Underneath our scrubs beat hearts that celebrate each success and bleed for each loss of those within our care. We know that our time with them is limited and we can not cure them. We can’t turn back the hands of time and we can’t change the situation that led them to our care. But we walk with them. We do what we can to improve their quality of life. We tell them they are not alone. We try to coax smiles from weathered faces worn down by time and experience. We listen. We translate. And when they pass, we grieve.
Underneath our scrubs are muscles that ache from running up and down halls or up and down stairs as we do the work of three people because of short staffing. Sweat runs down our face as we prioritize needs on the spot in order to provide the best care we can in an imperfect situation. Carefully compartmentalizing the very real frustration that comes from being overworked and underpaid; constantly facing impossible situations and feeling unappreciated, as if what we do is of little value. As if we are disposable. And isn’t that how those in our care feel? Invisible? Overlooked? So we run harder. Try harder. Uphill battles become our bread and butter.

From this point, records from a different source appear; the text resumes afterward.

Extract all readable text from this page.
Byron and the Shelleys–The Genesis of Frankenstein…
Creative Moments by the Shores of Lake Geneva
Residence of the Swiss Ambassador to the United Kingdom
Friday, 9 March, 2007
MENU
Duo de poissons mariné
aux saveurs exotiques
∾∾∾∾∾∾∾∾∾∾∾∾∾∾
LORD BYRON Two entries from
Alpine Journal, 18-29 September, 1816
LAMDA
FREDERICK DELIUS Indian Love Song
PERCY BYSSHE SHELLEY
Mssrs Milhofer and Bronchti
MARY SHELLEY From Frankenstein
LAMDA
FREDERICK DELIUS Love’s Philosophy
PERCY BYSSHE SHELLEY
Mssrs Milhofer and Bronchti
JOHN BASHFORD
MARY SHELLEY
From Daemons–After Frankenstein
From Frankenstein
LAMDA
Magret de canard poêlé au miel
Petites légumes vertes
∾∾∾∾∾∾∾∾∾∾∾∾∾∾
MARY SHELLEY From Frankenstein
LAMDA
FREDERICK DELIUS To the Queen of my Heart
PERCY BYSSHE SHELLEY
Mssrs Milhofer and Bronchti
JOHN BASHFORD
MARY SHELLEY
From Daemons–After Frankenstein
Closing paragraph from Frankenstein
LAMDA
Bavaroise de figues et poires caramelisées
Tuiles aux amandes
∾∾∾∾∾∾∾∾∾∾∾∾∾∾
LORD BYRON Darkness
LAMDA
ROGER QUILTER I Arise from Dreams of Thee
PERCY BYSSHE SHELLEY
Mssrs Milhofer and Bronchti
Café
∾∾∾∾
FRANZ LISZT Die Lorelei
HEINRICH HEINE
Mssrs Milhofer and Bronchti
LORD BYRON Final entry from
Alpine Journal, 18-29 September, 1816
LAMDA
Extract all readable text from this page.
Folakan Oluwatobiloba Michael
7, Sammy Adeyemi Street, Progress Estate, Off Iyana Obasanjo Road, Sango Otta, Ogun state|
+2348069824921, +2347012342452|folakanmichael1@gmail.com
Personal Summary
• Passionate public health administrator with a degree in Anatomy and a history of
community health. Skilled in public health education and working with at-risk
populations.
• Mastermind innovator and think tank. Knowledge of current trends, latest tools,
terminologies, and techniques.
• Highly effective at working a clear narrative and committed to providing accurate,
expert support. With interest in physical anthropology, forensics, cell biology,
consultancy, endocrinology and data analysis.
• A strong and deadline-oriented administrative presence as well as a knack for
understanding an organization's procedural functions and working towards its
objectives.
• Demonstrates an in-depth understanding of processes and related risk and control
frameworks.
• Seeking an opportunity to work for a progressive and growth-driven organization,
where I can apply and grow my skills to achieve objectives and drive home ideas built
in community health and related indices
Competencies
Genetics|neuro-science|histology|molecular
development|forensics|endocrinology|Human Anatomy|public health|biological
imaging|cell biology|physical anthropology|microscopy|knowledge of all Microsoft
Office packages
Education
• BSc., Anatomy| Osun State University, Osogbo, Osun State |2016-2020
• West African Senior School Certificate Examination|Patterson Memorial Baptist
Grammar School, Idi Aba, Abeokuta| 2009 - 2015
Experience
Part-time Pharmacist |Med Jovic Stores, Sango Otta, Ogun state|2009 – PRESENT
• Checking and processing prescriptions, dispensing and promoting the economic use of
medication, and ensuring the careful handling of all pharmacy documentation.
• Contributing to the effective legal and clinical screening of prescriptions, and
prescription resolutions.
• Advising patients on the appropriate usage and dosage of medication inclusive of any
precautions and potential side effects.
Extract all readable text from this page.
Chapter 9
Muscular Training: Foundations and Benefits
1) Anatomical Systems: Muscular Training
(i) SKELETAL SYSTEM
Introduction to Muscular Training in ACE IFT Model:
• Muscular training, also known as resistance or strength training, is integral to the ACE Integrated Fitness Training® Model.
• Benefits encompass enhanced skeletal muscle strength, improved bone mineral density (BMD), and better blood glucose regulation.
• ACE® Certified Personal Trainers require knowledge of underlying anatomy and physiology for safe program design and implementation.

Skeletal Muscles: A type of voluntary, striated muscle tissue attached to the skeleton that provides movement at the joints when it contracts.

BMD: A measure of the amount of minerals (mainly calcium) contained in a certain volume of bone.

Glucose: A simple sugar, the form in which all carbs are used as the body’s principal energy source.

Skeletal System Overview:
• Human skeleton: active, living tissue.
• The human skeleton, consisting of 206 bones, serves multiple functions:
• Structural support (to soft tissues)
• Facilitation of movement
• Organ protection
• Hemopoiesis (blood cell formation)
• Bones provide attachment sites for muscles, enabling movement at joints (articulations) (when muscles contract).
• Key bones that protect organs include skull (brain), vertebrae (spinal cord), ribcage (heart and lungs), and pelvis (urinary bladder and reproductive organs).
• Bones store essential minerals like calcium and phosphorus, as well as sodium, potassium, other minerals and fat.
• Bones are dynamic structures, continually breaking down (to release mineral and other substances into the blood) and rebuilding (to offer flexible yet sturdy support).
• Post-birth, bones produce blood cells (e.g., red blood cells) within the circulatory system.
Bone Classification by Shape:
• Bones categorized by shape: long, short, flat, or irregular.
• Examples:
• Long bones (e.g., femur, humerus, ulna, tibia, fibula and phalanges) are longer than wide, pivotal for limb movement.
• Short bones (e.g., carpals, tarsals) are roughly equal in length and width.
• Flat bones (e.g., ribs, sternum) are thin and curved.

Underneath our scrubs are souls of true grit. Whatever we look like, whether we wear it on the inside or out, we do not give up. Caregiving does not stop for holidays or inclement weather. It is not nice and neat. The most important and necessary tasks fall between the lists of activities of daily living. We face our own mortality every single shift. We face worst case scenarios and see the people beneath; see the strength and courage of those living through them and their strength fuels our own.
Underneath our scrubs, we are tired. We are weary. We are disgusted with the poor pay and misunderstanding of what we do and why we do it. We are tired of being dismissed. Tired of those in our care being misunderstood and dismissed. Tired of “it looks good on paper” mentalities and tired of people with little experience on the floor and no real world knowledge of those in our care deciding what is best for them without our input. We deserve better. Our residents certainly deserve better. And until we get better, we will be relentless and consistent in speaking our truths.
We live in a world of labels. Democrat. Republican. Fundamentalist. Atheist. Career woman. Housewife. The list could go on ad infinitum…ad nauseam. The thing is, these labels allow us to put people in a very small, easy to understand boxes. THIS person fits in my world. This one doesn’t. They allow us to make snap judgements with very little insight as to whether or not someone is worthy of our time and emotional energy. To one level or another, we are all guilty of this.
We do each other a grave disservice when we allow ourselves to judge and be judged by these shallow labels. After all, to be pigeonholed by one trait or preference is so limiting! No one is simply one thing.
I am a caregiver. But I am also a woman in recovery, an artist, an activist, a writer. A friend. A sister. A daughter. There are a million things, big and small that make up the sum and substance of who I am, as a person. This is as true for every other human being as it is for me.
I chose to write about this because I realized how often I view the people for whom I care simply in the context in which I see them; as my residents. I care for them, have laughed and cried with them, do my best to keep them comfortable and happy and let them know that they are loved and not alone. BUT how often do I see them as someone other than my resident? How often do I think about the complex lives they have lived before they crossed my path?
I listen to their stories from the past; from the time “before”…but it’s hard for me to connect with the imagery of their pasts outside of the facility walls. It’s hard to picture my residents as a single mom, a Rosie the riveter, a merchant marine, an artist, a homeless vet traveling the country…and yet these are all stories that I have heard at one point or another over the years.
Partly, it’s a defense mechanism. May wrote of facing her mortality; seeing her future self in one of her residents. That’s not an easy thing. It’s one of those fears that no one likes to think about, but we are faced with it every day. It lingers, sometimes, that fear, dancing darkly in the back of my mind.
Partly, it’s simply a lack of time. I’m too busy to reflect on this at work! Maybe I’m only listening with half an ear. Maybe my mind is on the next task I have to complete.
Those are reasons but they are not excuses. I can improve my time management enough to pay attention. To LISTEN and CONNECT, not just with who they are to me in this moment, but with who they are as individuals who have lived full and dynamic lives. I owe them that. Anything less is contributing to the slow ripping away of their humanity.